The Professional

Robert B. Parker

Book 37 of Spenser

Language: English

Publisher: Putnam Adult

Published: Oct 5, 2009

Description:

A knock on Spenser's office door can only mean one thing: a new case. This time the visitor is a local lawyer with an interesting story. Elizabeth Shaw specializes in wills and trusts at the Boston law firm of Shaw & Cartwright, and over the years she's developed a friendship with wives of very wealthy men. However, these rich wives have a mutual secret: they've all had an affair with a man named Gary Eisenhower- and now he's blackmailing them for money.

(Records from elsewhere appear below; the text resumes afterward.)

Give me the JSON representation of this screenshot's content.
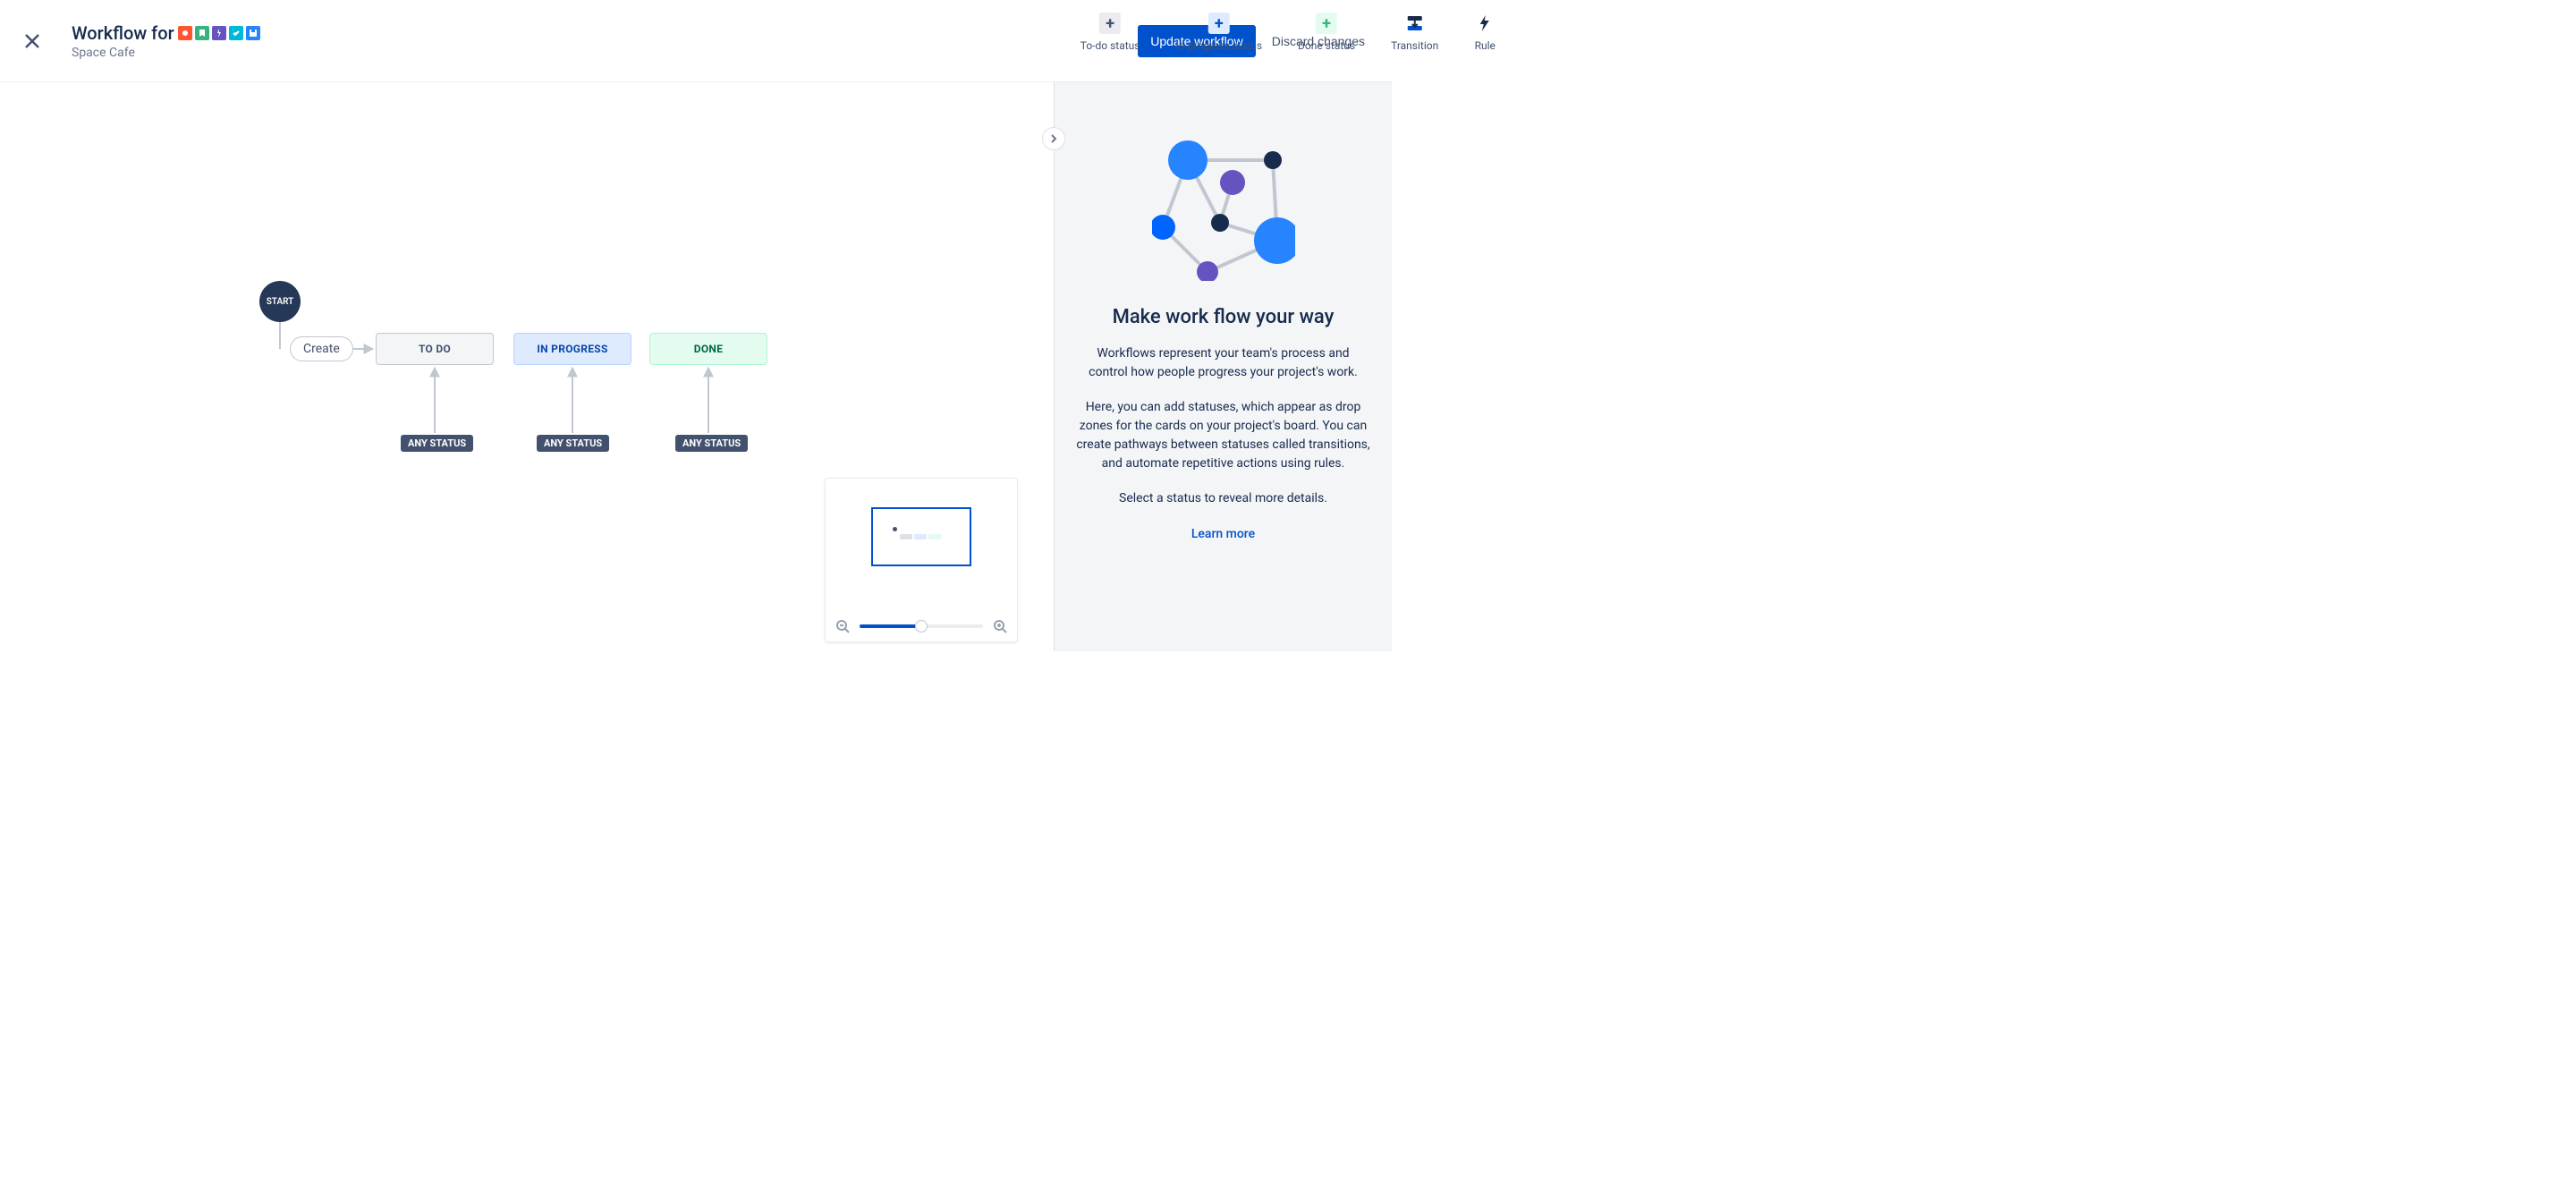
{
  "header": {
    "title_prefix": "Workflow for",
    "subtitle": "Space Cafe",
    "icons": [
      {
        "bg": "#FF5630",
        "glyph": "dot"
      },
      {
        "bg": "#36B37E",
        "glyph": "bookmark"
      },
      {
        "bg": "#6554C0",
        "glyph": "bolt"
      },
      {
        "bg": "#00B8D9",
        "glyph": "check"
      },
      {
        "bg": "#2684FF",
        "glyph": "save"
      }
    ]
  },
  "toolbar": [
    {
      "label": "To-do status",
      "icon_bg": "#EBECF0",
      "icon_color": "#42526E",
      "glyph": "plus"
    },
    {
      "label": "In-progress status",
      "icon_bg": "#DEEBFF",
      "icon_color": "#0052CC",
      "glyph": "plus"
    },
    {
      "label": "Done status",
      "icon_bg": "#E3FCEF",
      "icon_color": "#36B37E",
      "glyph": "plus"
    },
    {
      "label": "Transition",
      "icon_bg": "transparent",
      "icon_color": "#172B4D",
      "glyph": "transition"
    },
    {
      "label": "Rule",
      "icon_bg": "transparent",
      "icon_color": "#172B4D",
      "glyph": "bolt"
    }
  ],
  "actions": {
    "primary": "Update workflow",
    "discard": "Discard changes"
  },
  "canvas": {
    "start": "START",
    "create": "Create",
    "statuses": [
      {
        "label": "TO DO",
        "kind": "todo"
      },
      {
        "label": "IN PROGRESS",
        "kind": "in-progress"
      },
      {
        "label": "DONE",
        "kind": "done"
      }
    ],
    "any_status_label": "ANY STATUS"
  },
  "sidepanel": {
    "heading": "Make work flow your way",
    "p1": "Workflows represent your team's process and control how people progress your project's work.",
    "p2": "Here, you can add statuses, which appear as drop zones for the cards on your project's board. You can create pathways between statuses called transitions, and automate repetitive actions using rules.",
    "p3": "Select a status to reveal more details.",
    "learn_more": "Learn more"
  }
}
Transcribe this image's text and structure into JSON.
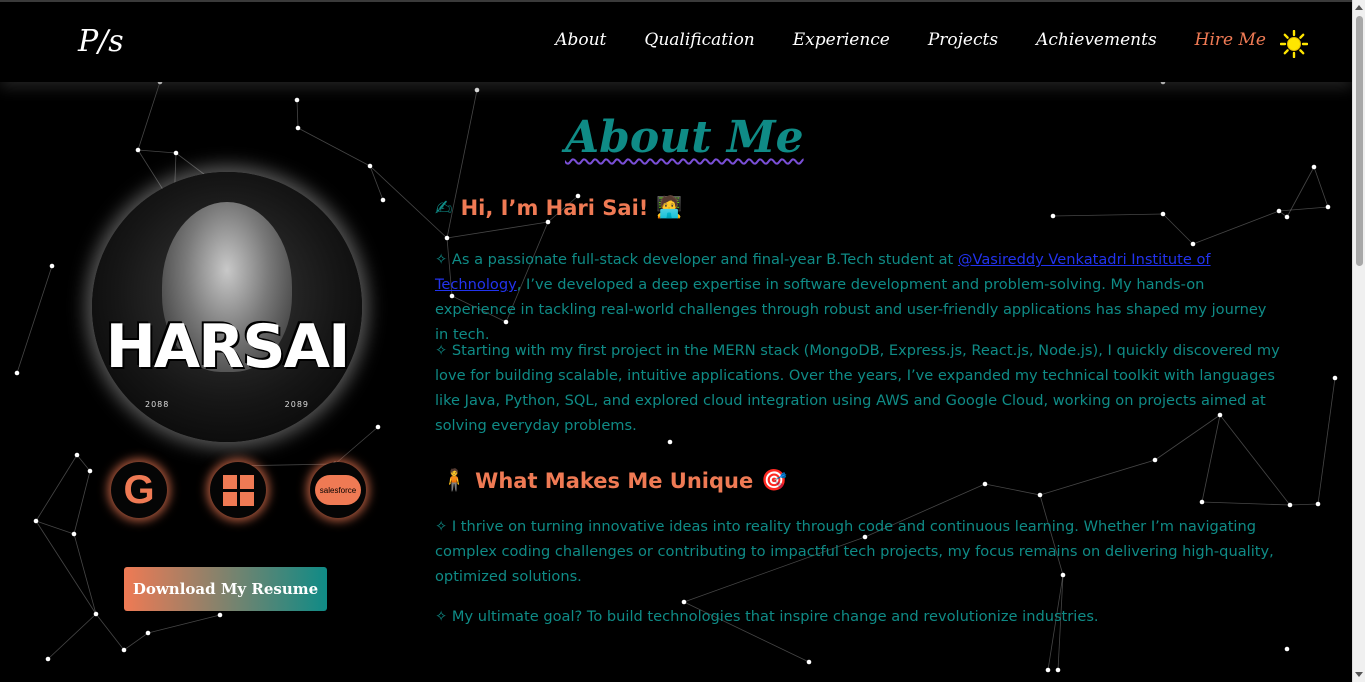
{
  "nav": {
    "logo": "P/s",
    "links": [
      "About",
      "Qualification",
      "Experience",
      "Projects",
      "Achievements"
    ],
    "hire": "Hire Me",
    "theme_icon": "sun-icon"
  },
  "profile": {
    "avatar_text": "HARSAI",
    "year_left": "2088",
    "year_right": "2089",
    "badges": [
      {
        "icon": "google-icon",
        "label": "G"
      },
      {
        "icon": "microsoft-icon",
        "label": ""
      },
      {
        "icon": "salesforce-icon",
        "label": "salesforce"
      }
    ],
    "resume_button": "Download My Resume"
  },
  "about": {
    "title": "About Me",
    "greeting_icon": "✍",
    "greeting": "Hi, I’m Hari Sai!",
    "greeting_emoji": "🧑‍💻",
    "p1_prefix": "✧ As a passionate full-stack developer and final-year B.Tech student at ",
    "p1_link": "@Vasireddy Venkatadri Institute of Technology",
    "p1_suffix": ", I’ve developed a deep expertise in software development and problem-solving. My hands-on experience in tackling real-world challenges through robust and user-friendly applications has shaped my journey in tech.",
    "p2": "✧ Starting with my first project in the MERN stack (MongoDB, Express.js, React.js, Node.js), I quickly discovered my love for building scalable, intuitive applications. Over the years, I’ve expanded my technical toolkit with languages like Java, Python, SQL, and explored cloud integration using AWS and Google Cloud, working on projects aimed at solving everyday problems.",
    "unique_icon": "🧍",
    "unique_title": "What Makes Me Unique",
    "unique_emoji": "🎯",
    "p3": "✧ I thrive on turning innovative ideas into reality through code and continuous learning. Whether I’m navigating complex coding challenges or contributing to impactful tech projects, my focus remains on delivering high-quality, optimized solutions.",
    "p4": "✧ My ultimate goal? To build technologies that inspire change and revolutionize industries."
  },
  "colors": {
    "accent": "#ef7a54",
    "teal": "#0f8b86",
    "link": "#2233ee"
  }
}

Shaw hires Spenser to make Eisenhower "cease and desist," so to speak, but when women start turning up dead, Spenser's assignment goes from blackmail to murder.

As matters become more complicated, Spenser's longtime love, Susan, begins offering some input by analyzing Eisenhower's behavior patterns in hopes of opening up a new avenue of investigation. It seems that not all of Gary's women are rich. So if he's not using them for blackmail, then what is his purpose? Spenser switches tactics to focus on the husbands, only to find that innocence and guilt may be two sides of the same coin.

With its eloquently spare prose and some of the best supporting characters to grace the printed page, The Professional is further proof that "[t]here's hardly an author in the crime novel business like Parker" (Pittsburgh Post-Gazette).  

Spenser has never had any difficulty handling women. But when four stunningly beautiful trophy wives hire him to protect them against a blackmailer threatening to expose their infidelities, even he must admit that they look like trouble. For a private eye of Spenser's abilities and contacts, tracking down Gary Eisenhower, the blackmailer and serial adulterer, isn't too difficult - but almost in spite of himself Spenser finds that he quite likes the guy. Certainly the women, with their loose purse-strings and looser morals, and their loveless marriages to rich, powerful, corrupt men, are hard to feel sorry for. But a killing soon changes the complexion of the case, and draws Spenser into the world of Boston's monied aristocracy: a world of corruption, vice and murder. As the bodies start to pile up, Spenser must decide which of his friends he can trust.